An ageing society brings across several other challenges and opportunities for industry, for the pension schemes, labor market and politics in general. But it is not only the older adults themselves, who are affected. Mrs. Sacrédeus argues that a major group of actors are missing in the discussions on the ageing society today, namely the role of informal carers.

“Families are affected, and step in, when the health system cannot. If there is no support for the family, it can lead to more sick people,”

Mrs Sacrédeus argues. The unintended consequences can also lead to stress for families, which in worst-case scenarios can even lead to violence against elderly, as seen in cases around Europe. 

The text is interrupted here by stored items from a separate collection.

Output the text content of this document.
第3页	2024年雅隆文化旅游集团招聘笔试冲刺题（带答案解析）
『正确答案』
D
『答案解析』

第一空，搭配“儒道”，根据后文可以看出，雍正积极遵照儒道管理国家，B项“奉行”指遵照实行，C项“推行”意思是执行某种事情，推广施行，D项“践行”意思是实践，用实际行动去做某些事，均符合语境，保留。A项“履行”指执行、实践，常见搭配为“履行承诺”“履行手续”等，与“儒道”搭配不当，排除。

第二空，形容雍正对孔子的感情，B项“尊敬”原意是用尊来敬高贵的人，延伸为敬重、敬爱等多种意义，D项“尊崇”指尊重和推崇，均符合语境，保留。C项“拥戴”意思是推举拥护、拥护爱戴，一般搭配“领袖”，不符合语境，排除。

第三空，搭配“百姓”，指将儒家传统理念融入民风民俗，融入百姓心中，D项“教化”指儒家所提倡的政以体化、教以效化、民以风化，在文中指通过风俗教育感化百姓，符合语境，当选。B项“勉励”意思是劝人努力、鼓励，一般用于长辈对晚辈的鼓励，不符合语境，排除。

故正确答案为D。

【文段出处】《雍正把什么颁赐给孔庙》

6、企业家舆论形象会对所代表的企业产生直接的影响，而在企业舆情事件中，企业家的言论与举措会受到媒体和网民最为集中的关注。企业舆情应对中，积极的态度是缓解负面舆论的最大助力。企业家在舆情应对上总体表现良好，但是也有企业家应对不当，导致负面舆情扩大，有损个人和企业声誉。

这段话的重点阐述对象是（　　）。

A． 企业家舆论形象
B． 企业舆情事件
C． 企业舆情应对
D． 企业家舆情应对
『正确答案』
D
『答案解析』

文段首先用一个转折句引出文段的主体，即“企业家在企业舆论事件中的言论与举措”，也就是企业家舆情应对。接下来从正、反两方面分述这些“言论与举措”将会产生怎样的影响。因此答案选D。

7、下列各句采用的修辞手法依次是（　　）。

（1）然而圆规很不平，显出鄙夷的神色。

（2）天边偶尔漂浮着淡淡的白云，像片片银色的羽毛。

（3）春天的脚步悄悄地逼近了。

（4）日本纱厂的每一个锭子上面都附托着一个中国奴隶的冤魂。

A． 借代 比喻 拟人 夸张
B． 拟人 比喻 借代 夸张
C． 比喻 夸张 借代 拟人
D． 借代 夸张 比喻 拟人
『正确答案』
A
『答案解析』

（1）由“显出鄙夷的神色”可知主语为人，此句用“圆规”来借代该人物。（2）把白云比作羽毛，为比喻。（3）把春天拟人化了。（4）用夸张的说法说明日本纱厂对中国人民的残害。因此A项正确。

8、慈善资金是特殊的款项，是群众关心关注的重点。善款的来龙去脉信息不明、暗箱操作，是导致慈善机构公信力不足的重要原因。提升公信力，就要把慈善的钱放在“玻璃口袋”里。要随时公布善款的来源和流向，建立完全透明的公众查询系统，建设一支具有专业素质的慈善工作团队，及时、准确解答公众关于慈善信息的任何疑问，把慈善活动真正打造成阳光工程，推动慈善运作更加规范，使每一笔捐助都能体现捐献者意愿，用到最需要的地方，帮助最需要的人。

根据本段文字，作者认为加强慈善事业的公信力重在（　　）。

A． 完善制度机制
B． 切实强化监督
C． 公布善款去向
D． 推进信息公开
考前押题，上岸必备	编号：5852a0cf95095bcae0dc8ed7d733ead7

Photo by Dominik Lange on Unsplash

In Dalarna, there have already been attempts to address this through providing free time and support allocated for family carers. However, this discussion has not gained prominent place in the Committee of the Regions. “I think with informal carers we need to do more,” Mrs Sacrédeus says. 

Political leadership is the key

The County of Dalarna has been particularly focused on ensuring care all ages, by participating in international projects to foster the silver economy, and digital change is discussed on a political level, thus raising the awareness of both decision-makers and older adults themselves. This example has shown that there are plenty of products present to commercialize, but the silver economy is only in its infancy, and it does need support to reach the potential customers of the already existing and upcoming products. “I think you have to have a horizontal view on this issue, you cannot have it in silos, (…) we do our best, but we all have to work together,Mrs. Sacrédeus concludes. Coordinated political leadership is a key to a systematic and focused response to the major demographic shift taking place in Europe.